Le récipiendaire du prix, « Ethiophile 2015 » en France, son premier prix, rend compte également de la fraternité et de l’harmonie qui régnait entre voisins du quartier à l’époque. N’importe quel individu pouvait s’adresser à l’autre pour solliciter son aide ; pourtant, par les temps actuels, les accros à la technologie s’amusent à photographier leurs concitadins dans des situations critiques au lieu de venir à leur rescousse. Donc le sentiment fraternel tend à s’effriter de jour en jour.

Hormis ces moments de bonnes et gaies habitudes, dans notre vie de peuple, le spécialiste en politique culturelle, dans son roman « La couturière de Martissant », présente, avec le personnage principal dénommé Gisèle, une radiographie d’une situation récurrente qui règne dans les industries manufacturières communément appelées les factories, où très souvent les superviseurs abusent de leurs pouvoirs quand il faut embaucher. Les conséquences de l’infidélité dans les couples ont été également évoquées, si bien que dans l’histoire, la couturière a été surprise en flagrant délit d’adultère avec son voisin. Au retour du travail, son mari Nelson a eu un affrontement mortel avec Roger son voisin qui a laissé sa peau dans la bagarre. Nelson, par la suite, est écroué au pénitencier national ce qui a provoqué dans la vie de son fils Claude, une carence d’affection paternelle.

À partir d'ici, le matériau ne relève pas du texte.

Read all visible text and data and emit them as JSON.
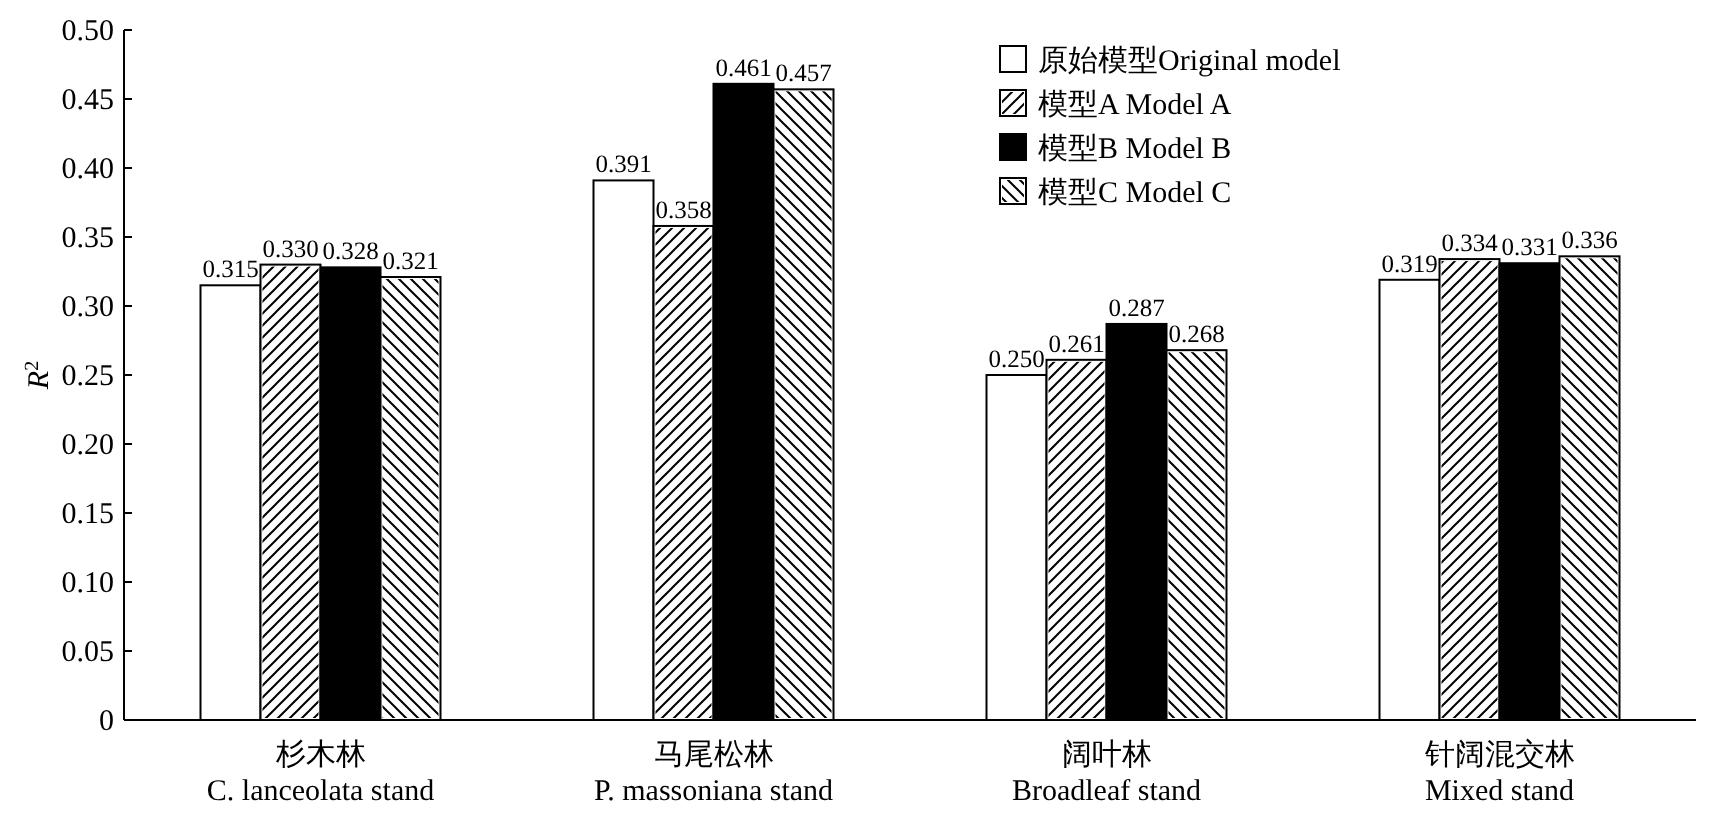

Dans ce livre, Paul nous permet de faire un saut dans une tranche importante de notre histoire. Il a fait allusion à la question de « Canter », un phénomène encore d’actualité. Pas plus tard que la semaine dernière, plusieurs de nos compatriotes ont perdu leur vie en tentant de rallier les Bahamas à bord d’une embarcation de fortune.

Au cours d’une entrevue, accordée au journal en marge de la vente signature du roman, mardi 5 février, l’auteur Des enfants du cyclone n’a pas caché sa satisfaction d’avoir remporté le prix Deschamps 2018. « Le prix littéraire Deschamps est l’un des plus importants prix littéraires du pays », a-t-il affirmé. En dépit de nombreux problèmes auquel fait face Haïti, il reste est un pays de littérature, aux yeux du monde entier, a soutenu le psychologue.

Un cachet de cent cinquante mille gourdes et mille exemplaires du roman « La couturière de Martissant » sont accordés à l’auteur qui se dit ouvert à toute éventuelle invitation, notamment des ventes signature dans des écoles, des bibliothèques, de centres culturels et d’autres structures intéressées à l’ouvrage.